The local actors who have speaking parts include Doug Roberts and David DeBoy, from the Baltimore area. Known for his work on WBAL radio, Roberts also appeared in "The Wire."

Singing the praises of "In The Loop," a feature-film satire of British politics written and directed by Iannucci, Moran says, "When I saw that film, which I love, I knew right then and there that every word was important to this director — and that every person who walked by on every scene was going to matter to him."

So, she says, "Even on small roles, I called in big-gun actors such as Doug. This involves timing and getting it exactly right. With a director such as Armando, you just want to make sure the actors you bring in are solid pros, and whatever he wants to throw at them, they can catch. And they did."

Lamenting the state of the local film and TV industry since the departure of "The Wire," Roberts said, "Getting a part in any movie or TV show here anymore is a big deal — no matter how small that part is, because there aren't any movies or TV series being made here anymore."

There are a lot of story lines to be explored down the road with "Veep" if it becomes a series. Just as was the case with writer-producer Aaron Sorkin and "The West Wing," so will the politics of these producers and writers likely be debated. And the character played by Louis-Dreyfus is sure to be compared to real-life politicians.


But for Baltimore's local production community, being back in the business of making a big-time TV show is what mattered more than anything else last week. The economic impact on Maryland will be in the tens of millions of dollars if the series gets picked up.

Moran described her own feelings arriving at MICA for the first day.

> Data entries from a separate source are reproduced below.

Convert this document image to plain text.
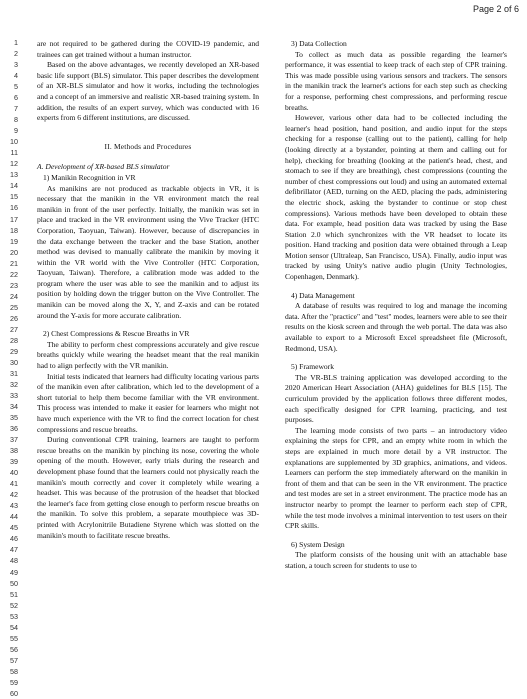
Page 2 of 6
1
2
3
4
5
6
7
8
9
10
11
12
13
14
15
16
17
18
19
20
21
22
23
24
25
26
27
28
29
30
31
32
33
34
35
36
37
38
39
40
41
42
43
44
45
46
47
48
49
50
51
52
53
54
55
56
57
58
59
60

are not required to be gathered during the COVID-19 pandemic, and trainees can get trained without a human instructor.

Based on the above advantages, we recently developed an XR-based basic life support (BLS) simulator. This paper describes the development of an XR-BLS simulator and how it works, including the technologies and a concept of an immersive and realistic XR-based training system. In addition, the results of an expert survey, which was conducted with 16 experts from 6 different institutions, are discussed.

II. Methods and Procedures
A. Development of XR-based BLS simulator
1) Manikin Recognition in VR

As manikins are not produced as trackable objects in VR, it is necessary that the manikin in the VR environment match the real manikin in front of the user perfectly. Initially, the manikin was set in place and tracked in the VR environment using the Vive Tracker (HTC Corporation, Taoyuan, Taiwan). However, because of discrepancies in the data exchange between the tracker and the base Station, another method was devised to manually calibrate the manikin by moving it within the VR world with the Vive Controller (HTC Corporation, Taoyuan, Taiwan). Therefore, a calibration mode was added to the program where the user was able to see the manikin and to adjust its position by holding down the trigger button on the Vive Controller. The manikin can be moved along the X, Y, and Z-axis and can be rotated around the Y-axis for more accurate calibration.

2) Chest Compressions & Rescue Breaths in VR

The ability to perform chest compressions accurately and give rescue breaths quickly while wearing the headset meant that the real manikin had to align perfectly with the VR manikin.

Initial tests indicated that learners had difficulty locating various parts of the manikin even after calibration, which led to the development of a short tutorial to help them become familiar with the VR environment. This process was intended to make it easier for learners who might not have much experience with the VR to find the correct location for chest compressions and rescue breaths.

During conventional CPR training, learners are taught to perform rescue breaths on the manikin by pinching its nose, covering the whole opening of the mouth. However, early trials during the research and development phase found that the learners could not physically reach the manikin's mouth correctly and cover it completely while wearing a headset. This was because of the protrusion of the headset that blocked the learner's face from getting close enough to perform rescue breaths on the manikin. To solve this problem, a separate mouthpiece was 3D-printed with Acrylonitrile Butadiene Styrene which was slotted on the manikin's mouth to facilitate rescue breaths.

3) Data Collection

To collect as much data as possible regarding the learner's performance, it was essential to keep track of each step of CPR training. This was made possible using various sensors and trackers. The sensors in the manikin track the learner's actions for each step such as checking for a response, performing chest compressions, and performing rescue breaths.

However, various other data had to be collected including the learner's head position, hand position, and audio input for the steps checking for a response (calling out to the patient), calling for help (looking directly at a bystander, pointing at them and calling out for help), checking for breathing (looking at the patient's head, chest, and stomach to see if they are breathing), chest compressions (counting the number of chest compressions out loud) and using an automated external defibrillator (AED, turning on the AED, placing the pads, administering the electric shock, asking the bystander to continue or stop chest compressions). Various methods have been developed to obtain these data. For example, head position data was tracked by using the Base Station 2.0 which synchronizes with the VR headset to locate its position. Hand tracking and position data were obtained through a Leap Motion sensor (Ultraleap, San Francisco, USA). Finally, audio input was tracked by using Unity's native audio plugin (Unity Technologies, Copenhagen, Denmark).

4) Data Management

A database of results was required to log and manage the incoming data. After the "practice" and "test" modes, learners were able to see their results on the kiosk screen and through the web portal. The data was also available to export to a Microsoft Excel spreadsheet file (Microsoft, Redmond, USA).

5) Framework

The VR-BLS training application was developed according to the 2020 American Heart Association (AHA) guidelines for BLS [15]. The curriculum provided by the application follows three different modes, each specifically designed for CPR learning, practicing, and test purposes.

The learning mode consists of two parts – an introductory video explaining the steps for CPR, and an empty white room in which the steps are explained in much more detail by a VR instructor. The explanations are supplemented by 3D graphics, animations, and videos. Learners can perform the step immediately afterward on the manikin in front of them and that can be seen in the VR environment. The practice and test modes are set in a street environment. The practice mode has an instructor nearby to prompt the learner to perform each step of CPR, while the test mode involves a minimal intervention to test users on their CPR skills.

6) System Design

The platform consists of the housing unit with an attachable base station, a touch screen for students to use to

"I pulled up on Day One, and the first thing you see are the trucks — the big white production trucks," she said. "Which, I have to tell you, always for some reason, still excite me. It just felt so good to see all those people at work doing what they do so well.

"I've been in this racket a long time, and those crews when they were full-tilt here in Baltimore a few years ago, there was no one better. … To feel that energy again, even for only a week, well, let me tell you, everybody's got their fingers crossed on this one."